A cross-sectional survey in a representative sample of 3,595 men and 4,593 women aged 18 years and older was performed between 2008 and 2010. Prehypertension and prediabetes were diagnosed using the guidelines from the Seventh Report of the Joint National Committee on prevention, detection, and treatment of high blood pressure and American Diabetes Association, respectively. Prehypertension was defined as a systolic blood pressure of 120-139 mmHg and/or diastolic blood pressure of 80-89 mmHg, and prediabetes was defined as a fasting blood glucose of 5.6-6.9 mmol/L.

RESULTS:

The prevalence of coexisting prehypertension and prediabetes was 11.0%. Men had a higher prevalence of coexisting prehypertension and prediabetes than women (14.2% vs. 8.4%; P < 0.0001).
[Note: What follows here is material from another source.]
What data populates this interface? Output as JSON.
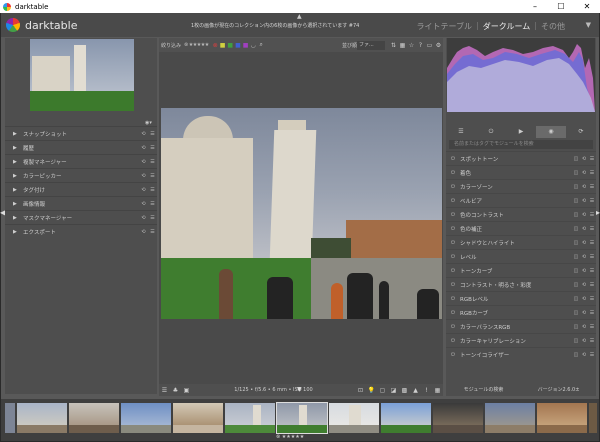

This prevalence increased with age and body mass index, and was the lowest among Mongolian-Chinese (5.1%). A multivariate analysis showed that γ-glutamyltransferase and uric acid were significantly and positively correlated with body mass index, waist circumference, blood pressure, triglycerides, and total cholesterol, and negatively correlated with high density lipoprotein cholesterol in subjects with prehypertension and prediabetes.

CONCLUSIONS:

There is a large proportion of Chinese adults with coexisting prehypertension and prediabetes. Thus, there is a need for more efforts that implement public health programs that target the earlier stages of hypertension and diabetes.